Studi ilmiah sudah membuktikan bahwa salah satu aspek utama Korea Selatan dan Singapura bisa menjadi negara maju yang berhasil karena kedua negara tersebut memberikan perhatian serius dalam mengelola sumber daya manusia, khususnya SDM di dalam birokrasinya.
Adapun di Indonesia, isu kepegawaian birokrasi masih belum berada dalam posisi yang strategis. Setiap tahun, isu kepegawaian baru akan mendapat hati di banyak kalangan ketika ada permasalahan dalam proses rekrutmen CASN atau penataan pegawai honorer.
Pembahasan tentang pengembangan karir melalui sistem merit atau peta jalan peningkatan kesejahteraan bagi Pegawai ASN belum menjadi isu strategis.

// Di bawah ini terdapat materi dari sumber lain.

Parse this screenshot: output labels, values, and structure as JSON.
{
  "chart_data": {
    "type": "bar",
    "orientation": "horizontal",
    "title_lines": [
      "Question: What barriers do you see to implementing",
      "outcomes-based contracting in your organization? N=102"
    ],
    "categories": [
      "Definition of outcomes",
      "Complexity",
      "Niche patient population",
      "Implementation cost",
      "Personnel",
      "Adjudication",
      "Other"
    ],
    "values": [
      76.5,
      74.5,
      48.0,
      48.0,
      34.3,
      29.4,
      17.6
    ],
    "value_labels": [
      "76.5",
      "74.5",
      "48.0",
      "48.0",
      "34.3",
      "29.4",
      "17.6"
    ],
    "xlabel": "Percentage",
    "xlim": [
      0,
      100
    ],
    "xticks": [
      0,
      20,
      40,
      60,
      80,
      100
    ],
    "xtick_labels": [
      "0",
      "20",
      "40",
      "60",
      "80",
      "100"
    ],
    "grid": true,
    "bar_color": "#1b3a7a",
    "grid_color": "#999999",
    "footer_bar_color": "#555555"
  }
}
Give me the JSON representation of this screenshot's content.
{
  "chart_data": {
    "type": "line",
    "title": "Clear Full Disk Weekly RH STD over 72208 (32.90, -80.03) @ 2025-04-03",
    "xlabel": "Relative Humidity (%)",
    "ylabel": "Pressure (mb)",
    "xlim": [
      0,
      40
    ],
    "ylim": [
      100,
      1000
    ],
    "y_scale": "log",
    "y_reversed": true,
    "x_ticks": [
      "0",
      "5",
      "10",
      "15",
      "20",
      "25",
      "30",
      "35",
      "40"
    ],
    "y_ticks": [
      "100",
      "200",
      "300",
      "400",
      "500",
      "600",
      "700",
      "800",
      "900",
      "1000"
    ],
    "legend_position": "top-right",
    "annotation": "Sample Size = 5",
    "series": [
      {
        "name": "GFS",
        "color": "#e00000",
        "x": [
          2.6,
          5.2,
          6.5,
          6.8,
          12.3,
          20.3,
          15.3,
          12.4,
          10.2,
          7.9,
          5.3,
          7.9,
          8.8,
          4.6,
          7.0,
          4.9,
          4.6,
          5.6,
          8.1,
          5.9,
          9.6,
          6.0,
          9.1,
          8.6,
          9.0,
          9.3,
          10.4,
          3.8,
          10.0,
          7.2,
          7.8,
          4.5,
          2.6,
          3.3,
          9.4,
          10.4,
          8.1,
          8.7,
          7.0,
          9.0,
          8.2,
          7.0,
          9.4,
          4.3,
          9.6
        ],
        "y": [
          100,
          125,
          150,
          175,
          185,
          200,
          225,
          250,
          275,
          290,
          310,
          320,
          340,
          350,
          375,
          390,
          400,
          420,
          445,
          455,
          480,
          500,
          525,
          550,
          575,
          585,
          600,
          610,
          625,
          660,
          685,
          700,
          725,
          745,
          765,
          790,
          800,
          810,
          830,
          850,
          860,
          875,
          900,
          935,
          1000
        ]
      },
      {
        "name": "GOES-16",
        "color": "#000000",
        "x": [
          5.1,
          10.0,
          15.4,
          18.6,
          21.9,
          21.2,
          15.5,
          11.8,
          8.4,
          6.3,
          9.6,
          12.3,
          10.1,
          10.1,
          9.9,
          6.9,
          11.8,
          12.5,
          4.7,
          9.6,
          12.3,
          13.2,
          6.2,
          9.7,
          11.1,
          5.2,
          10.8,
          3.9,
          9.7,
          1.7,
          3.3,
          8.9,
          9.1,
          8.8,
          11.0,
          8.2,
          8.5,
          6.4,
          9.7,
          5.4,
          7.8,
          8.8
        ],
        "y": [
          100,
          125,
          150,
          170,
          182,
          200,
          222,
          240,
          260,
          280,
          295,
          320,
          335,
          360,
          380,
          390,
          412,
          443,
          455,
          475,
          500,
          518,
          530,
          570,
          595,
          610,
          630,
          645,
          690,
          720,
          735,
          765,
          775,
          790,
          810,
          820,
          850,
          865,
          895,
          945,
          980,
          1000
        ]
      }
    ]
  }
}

Hal itu berkonsekuensi dengan minimnya perhatian dari para aktor politik pembuat kebijakan. Pada akhirnya urusan kepegawaian birokrasi Indonesia hanya berjalan seperti biasanya (business as usual).
Bukti konkret bisa dilihat ketika dulu UU Nomor 5 Tahun 2014 tentang ASN pertama kali terbit. Butuh beberapa tahun kemudian untuk kemudian muncul aturan pelaksananya, yaitu PP Nomor 11 Tahun 2017 tentang Manajemen PNS. Padahal negara ini dijalankan oleh para birokrat, yang sayangnya harus bekerja tanpa ada "kejelasan" karir dan upaya serius dalam meningkatkan kesejahteraan.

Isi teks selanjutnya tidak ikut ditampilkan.